White was the son of the architect Stanford White. He attended St. Mark's School, Southboro, Massachusetts, graduated from Harvard College in 1908, and in 1913 received his diploma from the Ecole des Beaux-Arts in Paris, having worked in the atelier of Victor Laloux. He passed the next year as secretary to the American Ambassador to Italy. White saw military service as a naval aviator during the first World War, and immediately after served as a naval aide to President Woodrow Wilson in Rome, for which service the Italian government made him a Chevalier of the Crown of Italy.

Returning to America in 1919, White immediately entered the firm of McKim, Mead & White as a senior partner. The range of his work in architectural design is demonstrated by the subjects of the photographs of project that comprised his portfolio presented upon election to Academician: the National City Bank, 52 Wall Street, New York; Pennsylvania Railroad Station, Newark, New Jersey; Departmental Barracks, Governor's Island, New York; National Hotel, Havana; Girard Trust Offices, Philadelphia, Pennsylvania; Church of Our Lady Esperanza, New York; apartment building at 277 Park Avenue, New York; and the house of Mrs. Pierre Lorillard, Tuxedo, New York.
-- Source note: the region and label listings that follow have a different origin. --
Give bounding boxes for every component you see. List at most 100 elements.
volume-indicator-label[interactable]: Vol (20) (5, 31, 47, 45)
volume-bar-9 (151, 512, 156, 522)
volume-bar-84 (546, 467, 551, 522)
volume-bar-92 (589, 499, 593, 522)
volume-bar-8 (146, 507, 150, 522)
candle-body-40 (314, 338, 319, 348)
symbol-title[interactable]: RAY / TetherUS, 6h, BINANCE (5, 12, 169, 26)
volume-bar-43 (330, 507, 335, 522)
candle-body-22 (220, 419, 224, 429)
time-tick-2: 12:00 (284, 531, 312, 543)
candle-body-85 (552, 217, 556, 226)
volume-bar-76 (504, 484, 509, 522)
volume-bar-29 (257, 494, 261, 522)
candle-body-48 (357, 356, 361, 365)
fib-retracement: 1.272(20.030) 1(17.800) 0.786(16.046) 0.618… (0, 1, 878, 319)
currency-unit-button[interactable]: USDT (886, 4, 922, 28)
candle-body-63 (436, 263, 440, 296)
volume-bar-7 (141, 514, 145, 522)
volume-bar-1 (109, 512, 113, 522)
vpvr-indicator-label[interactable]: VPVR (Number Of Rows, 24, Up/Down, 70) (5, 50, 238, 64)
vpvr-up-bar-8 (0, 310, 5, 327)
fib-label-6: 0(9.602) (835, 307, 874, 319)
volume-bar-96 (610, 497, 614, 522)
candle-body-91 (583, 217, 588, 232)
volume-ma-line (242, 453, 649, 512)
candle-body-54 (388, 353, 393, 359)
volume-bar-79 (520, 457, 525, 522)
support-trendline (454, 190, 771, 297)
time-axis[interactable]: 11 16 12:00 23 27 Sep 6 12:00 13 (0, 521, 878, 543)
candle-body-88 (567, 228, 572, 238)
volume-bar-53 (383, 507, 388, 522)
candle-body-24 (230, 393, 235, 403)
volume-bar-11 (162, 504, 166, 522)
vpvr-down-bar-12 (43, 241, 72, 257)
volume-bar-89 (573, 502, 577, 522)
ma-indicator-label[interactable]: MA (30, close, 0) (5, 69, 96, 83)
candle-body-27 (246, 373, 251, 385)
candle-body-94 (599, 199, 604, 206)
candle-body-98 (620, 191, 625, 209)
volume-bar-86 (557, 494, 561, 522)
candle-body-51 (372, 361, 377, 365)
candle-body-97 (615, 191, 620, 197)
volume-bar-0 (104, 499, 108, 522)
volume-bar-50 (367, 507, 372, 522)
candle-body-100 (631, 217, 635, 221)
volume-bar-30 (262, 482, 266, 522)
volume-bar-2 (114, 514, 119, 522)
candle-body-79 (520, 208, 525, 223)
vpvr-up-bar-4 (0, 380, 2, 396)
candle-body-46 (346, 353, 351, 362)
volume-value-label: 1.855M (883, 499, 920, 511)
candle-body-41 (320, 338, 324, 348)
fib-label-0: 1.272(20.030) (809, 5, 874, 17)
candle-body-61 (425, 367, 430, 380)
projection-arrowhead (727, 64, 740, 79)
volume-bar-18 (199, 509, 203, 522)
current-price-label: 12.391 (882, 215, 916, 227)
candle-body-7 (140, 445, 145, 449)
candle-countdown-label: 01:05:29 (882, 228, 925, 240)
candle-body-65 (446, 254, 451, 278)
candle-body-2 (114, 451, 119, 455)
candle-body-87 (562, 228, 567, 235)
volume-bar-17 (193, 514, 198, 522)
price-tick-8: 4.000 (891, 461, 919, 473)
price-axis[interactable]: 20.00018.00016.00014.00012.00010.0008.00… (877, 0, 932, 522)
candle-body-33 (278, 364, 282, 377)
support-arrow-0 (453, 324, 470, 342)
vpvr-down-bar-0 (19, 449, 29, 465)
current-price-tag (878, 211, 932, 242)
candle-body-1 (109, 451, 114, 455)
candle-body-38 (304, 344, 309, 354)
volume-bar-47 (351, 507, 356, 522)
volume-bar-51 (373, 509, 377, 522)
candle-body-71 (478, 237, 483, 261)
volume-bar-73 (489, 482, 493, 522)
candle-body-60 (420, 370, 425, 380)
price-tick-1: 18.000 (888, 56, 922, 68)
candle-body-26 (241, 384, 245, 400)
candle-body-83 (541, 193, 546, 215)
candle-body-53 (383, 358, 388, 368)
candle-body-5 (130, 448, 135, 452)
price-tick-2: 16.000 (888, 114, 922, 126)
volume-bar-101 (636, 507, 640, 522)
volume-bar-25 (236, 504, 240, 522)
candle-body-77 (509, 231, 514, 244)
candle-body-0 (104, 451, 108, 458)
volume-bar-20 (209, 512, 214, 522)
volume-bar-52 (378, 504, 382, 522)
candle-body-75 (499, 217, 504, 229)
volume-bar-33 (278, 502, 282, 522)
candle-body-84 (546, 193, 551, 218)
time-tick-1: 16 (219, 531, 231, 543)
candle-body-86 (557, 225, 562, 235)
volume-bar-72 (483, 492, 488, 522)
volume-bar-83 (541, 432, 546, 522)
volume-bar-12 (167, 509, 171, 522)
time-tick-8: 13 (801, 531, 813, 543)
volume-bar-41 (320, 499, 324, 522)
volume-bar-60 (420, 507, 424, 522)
White was also an artist, writer and accomplished pianist. Among his publications were Sketches and Designs by Stanford White, 1921, and a translation of Dante's Divine Comedy, 1948.

White again did military service during World War II, as a Lieutenant Commander, U.S. Naval Reserves and staff intelligence officer, Rome, and received the Italian Naval War Cross for Valor in 1946.